Читать книгу Память лета - Борис Екимов - Страница 9
Дворовая скотинка
ОглавлениеБыло время, когда на нашем дворе водилась настоящая скотина: корова, свинья, кролики, куры да утки.
Кобель на цепи сидел. Кошка мышей ловила. Но все это – лишь в прежней, далекой жизни и в памяти. Теперь, когда приезжаем мы в старый дом свой, на старый двор летовать, то даже кур не держим. Какой-нибудь бездомный котенок прибьется-пригреется, потом – колгота: ищи ему на зиму пристань. Тихо во дворе. Но утрам петухи поют лишь соседские. Но кое-какая дворовая скотинка все же у нас имеется.
Главные хозяева во дворе – ежи. Лишь свечереет… А двор наш тенистый: вишня да слива, смородина, виноград; солнце зайдет, вот и сумерки.

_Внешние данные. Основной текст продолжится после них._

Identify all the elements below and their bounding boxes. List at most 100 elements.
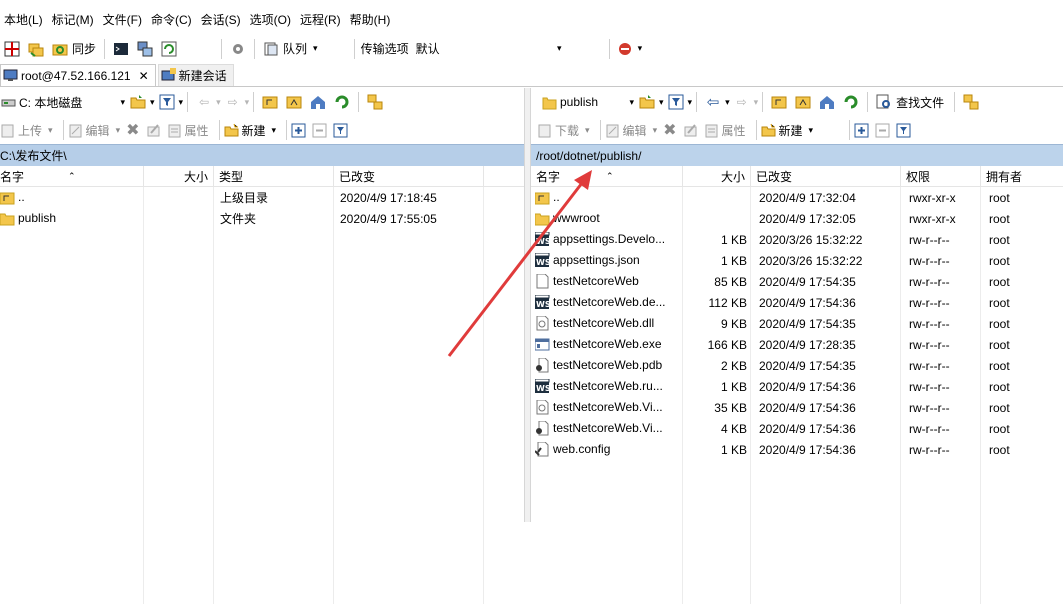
sync-button[interactable]: 同步: [72, 40, 96, 57]
table-row[interactable]: WS testNetcoreWeb.de... 112 KB 2020/4/9 17:…: [531, 292, 1063, 313]
tab-session[interactable]: root@47.52.166.121 ✕: [0, 64, 156, 86]
delete-icon[interactable]: ✖: [663, 120, 676, 140]
queue-button[interactable]: 队列: [283, 40, 307, 57]
local-path-bar[interactable]: C:\发布文件\: [0, 144, 524, 166]
table-row[interactable]: WS appsettings.json 1 KB 2020/3/26 15:32:22…: [531, 250, 1063, 271]
table-row[interactable]: WS testNetcoreWeb.ru... 1 KB 2020/4/9 17:54…: [531, 376, 1063, 397]
chevron-down-icon[interactable]: ▾: [659, 97, 664, 108]
menu-remote[interactable]: 远程(R): [296, 11, 346, 28]
deselect-icon[interactable]: [875, 123, 890, 138]
delete-icon[interactable]: ✖: [126, 120, 139, 140]
table-row[interactable]: .. 上级目录 2020/4/9 17:18:45: [0, 187, 524, 208]
bookmark-icon[interactable]: [366, 93, 384, 111]
deselect-icon[interactable]: [312, 123, 327, 138]
table-row[interactable]: wwwroot 2020/4/9 17:32:05 rwxr-xr-x root: [531, 208, 1063, 229]
chevron-down-icon[interactable]: ▾: [688, 97, 693, 108]
chevron-down-icon[interactable]: ▾: [150, 97, 155, 108]
select-all-icon[interactable]: [854, 123, 869, 138]
menu-commands[interactable]: 命令(C): [147, 11, 197, 28]
table-row[interactable]: testNetcoreWeb.dll 9 KB 2020/4/9 17:54:35 r…: [531, 313, 1063, 334]
terminal-icon[interactable]: [112, 40, 130, 58]
pane-splitter[interactable]: [524, 88, 531, 522]
table-row[interactable]: testNetcoreWeb.Vi... 4 KB 2020/4/9 17:54:3…: [531, 418, 1063, 439]
menu-mark[interactable]: 标记(M): [48, 11, 99, 28]
column-header-permissions[interactable]: 权限: [901, 165, 981, 187]
close-icon[interactable]: ✕: [139, 69, 149, 83]
root-dir-icon[interactable]: [285, 93, 303, 111]
transfer-preset-select[interactable]: 默认 ▾: [414, 38, 563, 59]
menu-help[interactable]: 帮助(H): [346, 11, 396, 28]
table-row[interactable]: publish 文件夹 2020/4/9 17:55:05: [0, 208, 524, 229]
column-header-name[interactable]: 名字 ⌃: [531, 165, 683, 187]
filter-select-icon[interactable]: [896, 123, 911, 138]
menu-local[interactable]: 本地(L): [0, 11, 48, 28]
properties-button[interactable]: 属性: [704, 122, 746, 139]
edit-button[interactable]: 编辑 ▾: [605, 122, 657, 139]
table-row[interactable]: WS appsettings.Develo... 1 KB 2020/3/26 15:…: [531, 229, 1063, 250]
filter-icon[interactable]: [158, 93, 176, 111]
open-folder-icon[interactable]: [129, 93, 147, 111]
drive-select[interactable]: C: 本地磁盘 ▾: [0, 92, 126, 112]
chevron-down-icon[interactable]: ▾: [725, 97, 730, 108]
back-icon[interactable]: ⇦: [704, 93, 722, 111]
refresh-icon[interactable]: [160, 40, 178, 58]
gear-icon[interactable]: [229, 40, 247, 58]
table-row[interactable]: .. 2020/4/9 17:32:04 rwxr-xr-x root: [531, 187, 1063, 208]
bookmark-icon[interactable]: [962, 93, 980, 111]
select-all-icon[interactable]: [291, 123, 306, 138]
table-row[interactable]: testNetcoreWeb.pdb 2 KB 2020/4/9 17:54:35 r…: [531, 355, 1063, 376]
reconnect-icon[interactable]: [617, 40, 635, 58]
table-row[interactable]: testNetcoreWeb.Vi... 35 KB 2020/4/9 17:54:…: [531, 397, 1063, 418]
table-row[interactable]: testNetcoreWeb.exe 166 KB 2020/4/9 17:28:3…: [531, 334, 1063, 355]
remote-folder-select[interactable]: publish ▾: [541, 92, 635, 112]
queue-icon[interactable]: [262, 40, 280, 58]
remote-path-bar[interactable]: /root/dotnet/publish/: [531, 144, 1063, 166]
upload-button[interactable]: 上传 ▾: [0, 122, 53, 139]
refresh-icon[interactable]: [842, 93, 860, 111]
menu-options[interactable]: 选项(O): [246, 11, 296, 28]
rename-icon[interactable]: [683, 123, 698, 138]
forward-icon[interactable]: ⇨: [224, 93, 242, 111]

И сразу ежи затопотили по дорожке, зашуршали в траве, ища поживу.
Возле летней кухни, прямо от стола, бросаю я порой под вишню обрезки сыра ли, колбасы. Хоть и ворчит на меня мать, я говорю: «Ежи вечером подберут». Они подбирают. Чем темней, тем смелее колючие топтуны хозяйничают: беготня, суета, хрумтят чем-то, лакомятся.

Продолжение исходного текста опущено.